Friday, October 21, 2016

Canada’s Bombardier to Cut 7,500 More Jobs: Latest cuts—on top of 7,000 layoffs unveiled in February—will result in restructuring charges of $225 million to $275 million



The Wall Street Journal
By DAVID GEORGE-COSH and  JUDY MCKINNON
Updated October 21, 2016 1:53 p.m. ET


Bombardier Inc. plans to shed another 7,500 jobs, or just over 10% of its global workforce, as it focuses on turnaround efforts amid a soft business-jet market and hiccups with its CSeries jet program.

The Montreal-based plane and train maker said the cuts, affecting administrative and nonproduction positions across the company, are expected to save it about $300 million by the end of 2018.

The layoffs are on top of the 7,000 job cuts unveiled in February that targeted operations in both Canada and Europe and were largely split evenly between its plane and train operations. About 2,000 of the job cuts announced Friday are in Canada, a company spokesman said.

Bombardier said it expects the latest reduction to result in a restructuring charge of up to $275 million, starting in the fourth quarter and carrying through 2017. Some of the layoffs will be offset by “strategic hiring” in some of its growth segments, including its CSeries and Global 7000 aircraft lines, a company spokesman said.

Bombardier had nearly 71,000 employees at the end of 2015.

“The actions announced today will ensure we have the right cost structure, workforce and organization to compete and win in the future,” Chief Executive Alain Bellemare said in a release.

To help shore up its balance sheet, Bombardier has been in discussions with the Canadian government over possible funding. Those talks continue, both the company and the government said Friday.

“It’s not a matter of if, but how we are going to proceed with this,” Canada Innovation Minister Navdeep Bains told reporters in Ottawa. ‎He said Bombardier’s restructuring plan is separate from the funding talks.

“Our discussion with respect to [Bombardier’s] billion-dollar request is about future growth opportunities,” Mr. Bains said, noting the focus has been on company growth, job creation and research and development opportunities. He also said the government wants to see Bombardier’s head office remain in Canada.

The turnaround effort has been bumpy for the transportation company, which has bet big on its flagship CSeries, its new single-aisle jet aimed at competing with giants Airbus Group SE and Boeing Co. The CSeries flew its first paying passengers in mid-July with launch partner Swiss International Air Lines, and has received significant orders from North American carriers Air Canada and Delta Air Lines Inc. Still, Bombardier hasn’t announced any recent contract wins and in September cut its 2016 delivery target for the new aircraft by more than half due to engine delays.

The company, which is also contending with a tough business-jet market, last year scaled back production of its biggest models and canceled development of a new version of its smaller Learjet because of weak demand.

To help face its challenges, Bombardier agreed a year ago to give up almost half its stake in the CSeries program to the Quebec government in exchange for a $1 billion investment.

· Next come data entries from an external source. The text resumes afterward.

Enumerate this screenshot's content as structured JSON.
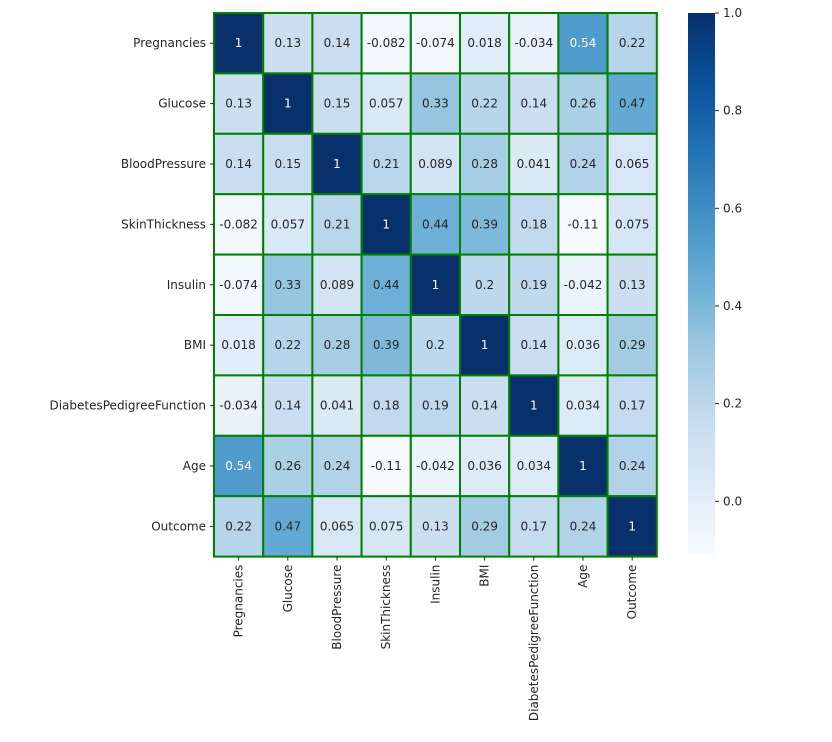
{
  "chart_data": {
    "type": "heatmap",
    "title": "",
    "xlabel": "",
    "ylabel": "",
    "colormap": "Blues",
    "cell_border_color": "#008000",
    "row_labels": [
      "Pregnancies",
      "Glucose",
      "BloodPressure",
      "SkinThickness",
      "Insulin",
      "BMI",
      "DiabetesPedigreeFunction",
      "Age",
      "Outcome"
    ],
    "col_labels": [
      "Pregnancies",
      "Glucose",
      "BloodPressure",
      "SkinThickness",
      "Insulin",
      "BMI",
      "DiabetesPedigreeFunction",
      "Age",
      "Outcome"
    ],
    "values": [
      [
        1,
        0.13,
        0.14,
        -0.082,
        -0.074,
        0.018,
        -0.034,
        0.54,
        0.22
      ],
      [
        0.13,
        1,
        0.15,
        0.057,
        0.33,
        0.22,
        0.14,
        0.26,
        0.47
      ],
      [
        0.14,
        0.15,
        1,
        0.21,
        0.089,
        0.28,
        0.041,
        0.24,
        0.065
      ],
      [
        -0.082,
        0.057,
        0.21,
        1,
        0.44,
        0.39,
        0.18,
        -0.11,
        0.075
      ],
      [
        -0.074,
        0.33,
        0.089,
        0.44,
        1,
        0.2,
        0.19,
        -0.042,
        0.13
      ],
      [
        0.018,
        0.22,
        0.28,
        0.39,
        0.2,
        1,
        0.14,
        0.036,
        0.29
      ],
      [
        -0.034,
        0.14,
        0.041,
        0.18,
        0.19,
        0.14,
        1,
        0.034,
        0.17
      ],
      [
        0.54,
        0.26,
        0.24,
        -0.11,
        -0.042,
        0.036,
        0.034,
        1,
        0.24
      ],
      [
        0.22,
        0.47,
        0.065,
        0.075,
        0.13,
        0.29,
        0.17,
        0.24,
        1
      ]
    ],
    "annotations": [
      [
        "1",
        "0.13",
        "0.14",
        "-0.082",
        "-0.074",
        "0.018",
        "-0.034",
        "0.54",
        "0.22"
      ],
      [
        "0.13",
        "1",
        "0.15",
        "0.057",
        "0.33",
        "0.22",
        "0.14",
        "0.26",
        "0.47"
      ],
      [
        "0.14",
        "0.15",
        "1",
        "0.21",
        "0.089",
        "0.28",
        "0.041",
        "0.24",
        "0.065"
      ],
      [
        "-0.082",
        "0.057",
        "0.21",
        "1",
        "0.44",
        "0.39",
        "0.18",
        "-0.11",
        "0.075"
      ],
      [
        "-0.074",
        "0.33",
        "0.089",
        "0.44",
        "1",
        "0.2",
        "0.19",
        "-0.042",
        "0.13"
      ],
      [
        "0.018",
        "0.22",
        "0.28",
        "0.39",
        "0.2",
        "1",
        "0.14",
        "0.036",
        "0.29"
      ],
      [
        "-0.034",
        "0.14",
        "0.041",
        "0.18",
        "0.19",
        "0.14",
        "1",
        "0.034",
        "0.17"
      ],
      [
        "0.54",
        "0.26",
        "0.24",
        "-0.11",
        "-0.042",
        "0.036",
        "0.034",
        "1",
        "0.24"
      ],
      [
        "0.22",
        "0.47",
        "0.065",
        "0.075",
        "0.13",
        "0.29",
        "0.17",
        "0.24",
        "1"
      ]
    ],
    "colorbar": {
      "vmin": -0.11,
      "vmax": 1.0,
      "ticks": [
        0.0,
        0.2,
        0.4,
        0.6,
        0.8,
        1.0
      ],
      "tick_labels": [
        "0.0",
        "0.2",
        "0.4",
        "0.6",
        "0.8",
        "1.0"
      ]
    },
    "grid": false,
    "legend": "colorbar-right"
  }
}
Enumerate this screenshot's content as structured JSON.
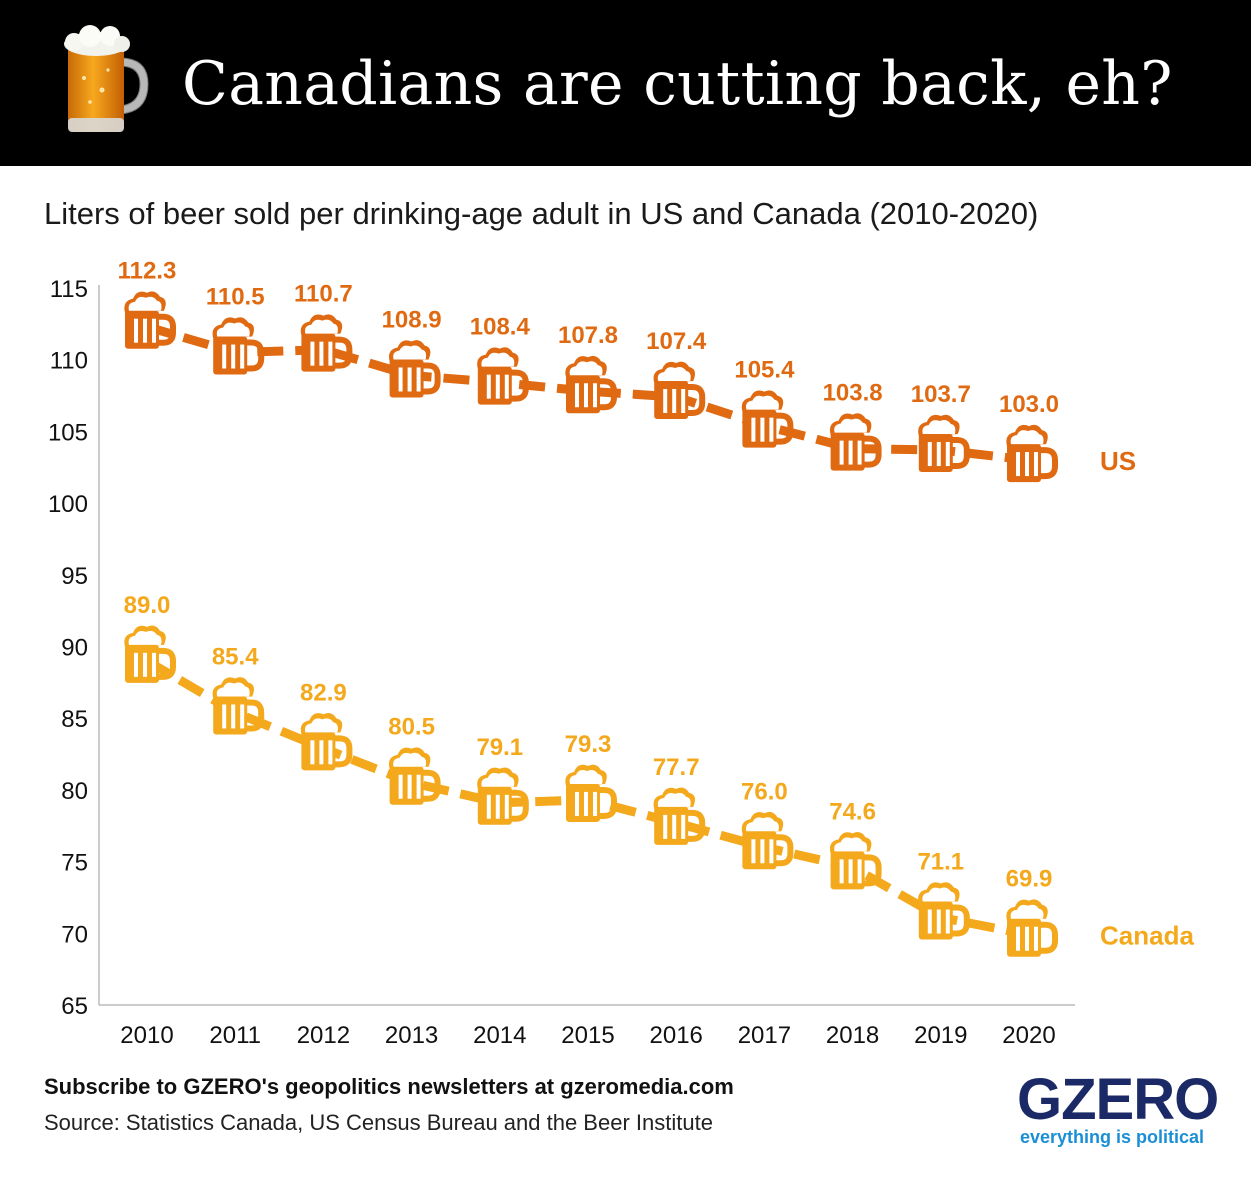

It also sold a stake in its train-making division late last year to Quebec pension fund Caisse de dépôt et placement du Québec for $1.5 billion.

Analysts say the layoffs will be positive for the company’s long-term outlook and are a sign the company’s management is pushing its turnaround efforts.

Friday’s announcement comes just weeks ahead of the company’s planned release of third-quarter earnings. In its most recent quarter, which ended in June, Bombardier swung to a net loss and posted a nearly 7% drop in revenue.